Alla sua maniera, Aldo Cazzullo torna a parlare del Belpaese. E lo fa con un viaggio in alcune città - per lui emblematiche in questo periodo storico - accompagnato dal taccuino e dalle telecamere di CorriereTv. Il risultato è l'affresco di un Paese alle prese con la crisi - e di questo ci siamo resi ben conto - capace di tirare fuori il meglio di sé per rispondere alle avversità e rilanciarsi in un mondo in costante accelerazione. Non che le nostre città non abbiano difetti o cose da cambiare o punti da migliorare: questi ci sono, Cazzullo li mette in luce - dagli sprechi del comune di Palermo alla questione mal gestita dell'alluvione a Genova, dalle difficoltà d'insediamento del sindaco Pizzarotti a Parma alla tragedia del Monte dei Paschi di Siena - e da qui partono molte riflessioni su come cambiare, evolversi, riscattarsi. Cazzullo dipinge un quadro in parte già noto, che vede l'Italia come una terra piena di enormi risorse e di indicibili ricchezze, che tuttavia rimangono sottoutilizzate quando non ignorate.
Aldo Cazzullo
Già dopo i primi capitoli, si scopre che il giornalista sta guidando il lettore in un viaggio per l'Italia ai tempi della crisi, al termine del quale si può uscire più ottimisti. Per chi conosce Cazzullo, questo è noto: invidiabile l'ottimismo che prorompe dai suoi racconti di inviato, un ottimismo quasi mai retorico e utopistico, un ottimismo che fa i conti con fortune e difficoltà raccontate dalla gente, un ottimismo che esce rafforzato dalle conversazioni con gli Italiani pronti a dannarsi per il loro traguardo, resistendo e rinascendo. Perché - a ben pensarci - il mondo globale, che molti considerano una sciagura, è una grande opportunità per un Paese come l'Italia, cui si chiede di esportare le fortune che non si possono imitare: la bellezza, l’arte, il design, la creatività, la qualità della vita, la cultura del progetto e del prodotto. Il mondo di domani, nel quale dobbiamo cominciare a considerare la Cina (terzo partner commerciale dell'Italia), l’India e il Brasile, è pieno di consumatori che vogliono comprare i nostri prodotti, vestirsi come noi, vivere come noi. 
Non pensiamo a questo libro come un'opera consolatoria, un trattato di autocommiserazione con il quale piangerci addosso e aspettare la manna dal cielo per rinascere. Cazzullo regala pagine graffianti, nelle quali denuncia scandali, critica cattive abitudini e ritrae discutibili personaggi.

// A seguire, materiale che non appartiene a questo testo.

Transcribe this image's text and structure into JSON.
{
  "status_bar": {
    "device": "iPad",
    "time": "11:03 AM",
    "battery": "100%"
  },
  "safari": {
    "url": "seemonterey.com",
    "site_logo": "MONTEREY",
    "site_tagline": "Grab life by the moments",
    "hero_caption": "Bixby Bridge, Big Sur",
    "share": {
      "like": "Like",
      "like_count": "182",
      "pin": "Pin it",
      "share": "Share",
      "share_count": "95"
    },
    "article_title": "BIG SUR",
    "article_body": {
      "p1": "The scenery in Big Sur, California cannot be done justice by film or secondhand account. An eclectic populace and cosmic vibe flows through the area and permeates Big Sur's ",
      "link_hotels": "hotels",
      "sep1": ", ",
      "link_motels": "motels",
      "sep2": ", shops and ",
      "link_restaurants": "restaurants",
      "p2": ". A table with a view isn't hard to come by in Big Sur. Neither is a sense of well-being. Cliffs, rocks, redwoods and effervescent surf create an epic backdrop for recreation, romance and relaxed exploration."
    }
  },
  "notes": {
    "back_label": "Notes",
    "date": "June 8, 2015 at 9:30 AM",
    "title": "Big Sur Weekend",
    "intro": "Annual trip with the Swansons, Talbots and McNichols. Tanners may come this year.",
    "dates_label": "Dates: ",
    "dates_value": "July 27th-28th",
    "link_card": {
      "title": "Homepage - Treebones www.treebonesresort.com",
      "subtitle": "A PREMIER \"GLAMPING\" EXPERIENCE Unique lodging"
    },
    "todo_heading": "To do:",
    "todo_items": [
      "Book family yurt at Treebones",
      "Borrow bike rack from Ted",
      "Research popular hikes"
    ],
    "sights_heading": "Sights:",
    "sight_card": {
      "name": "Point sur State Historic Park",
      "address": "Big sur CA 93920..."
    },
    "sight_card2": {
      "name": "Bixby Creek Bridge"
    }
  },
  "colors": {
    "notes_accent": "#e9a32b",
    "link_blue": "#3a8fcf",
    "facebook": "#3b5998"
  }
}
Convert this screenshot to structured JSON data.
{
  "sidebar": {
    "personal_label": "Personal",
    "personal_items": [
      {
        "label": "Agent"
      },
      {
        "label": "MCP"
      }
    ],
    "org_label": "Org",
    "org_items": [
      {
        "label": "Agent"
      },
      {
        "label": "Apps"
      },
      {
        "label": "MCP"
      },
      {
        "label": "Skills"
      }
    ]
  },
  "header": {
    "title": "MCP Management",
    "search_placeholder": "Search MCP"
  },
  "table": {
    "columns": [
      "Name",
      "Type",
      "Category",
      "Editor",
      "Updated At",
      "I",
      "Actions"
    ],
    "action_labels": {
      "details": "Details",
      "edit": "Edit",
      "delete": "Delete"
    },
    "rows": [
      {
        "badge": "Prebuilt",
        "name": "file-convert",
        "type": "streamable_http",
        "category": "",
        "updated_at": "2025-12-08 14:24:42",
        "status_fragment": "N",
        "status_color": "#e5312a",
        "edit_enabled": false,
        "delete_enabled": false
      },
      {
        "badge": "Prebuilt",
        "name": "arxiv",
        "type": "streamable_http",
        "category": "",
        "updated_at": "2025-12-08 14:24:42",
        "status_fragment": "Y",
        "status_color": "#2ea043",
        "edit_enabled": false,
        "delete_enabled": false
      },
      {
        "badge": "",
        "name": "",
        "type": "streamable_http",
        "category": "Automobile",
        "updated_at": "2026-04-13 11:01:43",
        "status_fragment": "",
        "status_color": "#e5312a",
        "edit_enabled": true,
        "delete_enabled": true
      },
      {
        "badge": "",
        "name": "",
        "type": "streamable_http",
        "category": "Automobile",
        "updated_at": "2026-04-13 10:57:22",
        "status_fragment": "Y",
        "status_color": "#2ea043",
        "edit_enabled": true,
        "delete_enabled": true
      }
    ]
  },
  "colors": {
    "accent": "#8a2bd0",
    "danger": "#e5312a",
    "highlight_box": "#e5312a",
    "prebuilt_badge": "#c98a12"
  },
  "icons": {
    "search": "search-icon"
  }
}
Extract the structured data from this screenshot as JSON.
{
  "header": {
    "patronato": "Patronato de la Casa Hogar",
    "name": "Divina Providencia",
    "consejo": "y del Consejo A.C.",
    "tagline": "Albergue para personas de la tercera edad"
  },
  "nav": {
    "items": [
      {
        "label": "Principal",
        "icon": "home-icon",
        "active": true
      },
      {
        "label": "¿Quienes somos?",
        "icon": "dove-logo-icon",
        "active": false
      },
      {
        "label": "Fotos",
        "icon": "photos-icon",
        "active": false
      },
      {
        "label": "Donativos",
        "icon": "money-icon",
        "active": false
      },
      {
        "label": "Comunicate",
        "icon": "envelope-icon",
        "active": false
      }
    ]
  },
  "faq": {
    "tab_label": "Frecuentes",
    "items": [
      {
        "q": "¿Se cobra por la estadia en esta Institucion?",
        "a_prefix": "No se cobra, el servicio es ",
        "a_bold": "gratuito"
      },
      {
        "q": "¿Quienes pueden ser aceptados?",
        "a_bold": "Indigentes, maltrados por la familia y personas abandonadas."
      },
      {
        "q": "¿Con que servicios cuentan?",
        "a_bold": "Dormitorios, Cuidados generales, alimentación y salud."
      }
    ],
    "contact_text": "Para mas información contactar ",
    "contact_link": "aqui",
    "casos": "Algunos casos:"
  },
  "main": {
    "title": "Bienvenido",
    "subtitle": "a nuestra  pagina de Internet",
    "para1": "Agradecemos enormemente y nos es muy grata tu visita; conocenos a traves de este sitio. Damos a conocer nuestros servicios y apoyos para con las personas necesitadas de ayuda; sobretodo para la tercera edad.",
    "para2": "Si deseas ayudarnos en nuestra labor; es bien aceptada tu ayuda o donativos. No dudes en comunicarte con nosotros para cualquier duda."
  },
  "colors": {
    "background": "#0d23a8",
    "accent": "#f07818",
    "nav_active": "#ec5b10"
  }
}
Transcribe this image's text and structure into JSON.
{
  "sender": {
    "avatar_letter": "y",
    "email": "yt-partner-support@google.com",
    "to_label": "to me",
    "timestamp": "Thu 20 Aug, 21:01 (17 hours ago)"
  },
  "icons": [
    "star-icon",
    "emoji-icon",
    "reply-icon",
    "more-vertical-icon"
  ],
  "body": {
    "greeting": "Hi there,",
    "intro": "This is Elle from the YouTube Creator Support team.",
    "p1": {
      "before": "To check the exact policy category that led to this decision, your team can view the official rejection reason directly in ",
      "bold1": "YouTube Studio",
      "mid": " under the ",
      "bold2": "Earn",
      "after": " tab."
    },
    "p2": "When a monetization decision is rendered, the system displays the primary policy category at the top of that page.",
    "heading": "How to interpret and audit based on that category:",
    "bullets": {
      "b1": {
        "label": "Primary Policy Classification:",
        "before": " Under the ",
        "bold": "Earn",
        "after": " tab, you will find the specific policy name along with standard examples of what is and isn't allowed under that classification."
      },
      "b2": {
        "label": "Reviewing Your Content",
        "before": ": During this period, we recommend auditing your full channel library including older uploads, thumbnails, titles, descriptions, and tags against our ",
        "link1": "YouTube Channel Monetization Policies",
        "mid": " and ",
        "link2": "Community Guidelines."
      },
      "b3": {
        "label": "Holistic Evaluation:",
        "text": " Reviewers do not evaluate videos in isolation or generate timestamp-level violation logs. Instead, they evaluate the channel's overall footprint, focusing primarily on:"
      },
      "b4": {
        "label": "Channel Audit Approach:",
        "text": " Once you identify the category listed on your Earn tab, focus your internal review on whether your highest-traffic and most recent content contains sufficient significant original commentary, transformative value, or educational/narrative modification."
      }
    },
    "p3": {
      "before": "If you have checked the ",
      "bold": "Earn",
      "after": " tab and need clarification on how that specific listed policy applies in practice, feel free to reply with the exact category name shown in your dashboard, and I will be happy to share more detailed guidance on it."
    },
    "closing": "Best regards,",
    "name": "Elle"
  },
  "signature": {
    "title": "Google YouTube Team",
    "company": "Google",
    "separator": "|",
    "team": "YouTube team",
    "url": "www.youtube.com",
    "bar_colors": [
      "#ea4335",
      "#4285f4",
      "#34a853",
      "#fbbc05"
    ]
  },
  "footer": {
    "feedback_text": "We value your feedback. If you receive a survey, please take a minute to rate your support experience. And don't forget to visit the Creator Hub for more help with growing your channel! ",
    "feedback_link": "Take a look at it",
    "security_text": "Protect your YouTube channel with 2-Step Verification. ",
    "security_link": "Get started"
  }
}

Ovunque, però, scopre storie di successo, rintraccia motivi di speranza e scorge segnali di un grande potenziale di sviluppo: a cominciare dall’Emilia e dall’Aquila colpite dal terremoto. Con il suo giornalismo d'inchiesta, Cazzullo racconta fatti veri e vivi, che sgorgano dal dialogo con le persone, dal confronto vero con le piccole realtà dei campanili che costituiscono l'Italia. Dopo il racconto, il giornalista conclude con il catalogo delle cose da fare, iniziando dalla più importante, l'unica che ancora ci manca: la fiducia in noi stessi ci serve per il salto di qualità, dobbiamo essere consapevoli di chi siamo e di quel che possiamo fare, credere profondamente in noi stessi e nel nostro Paese.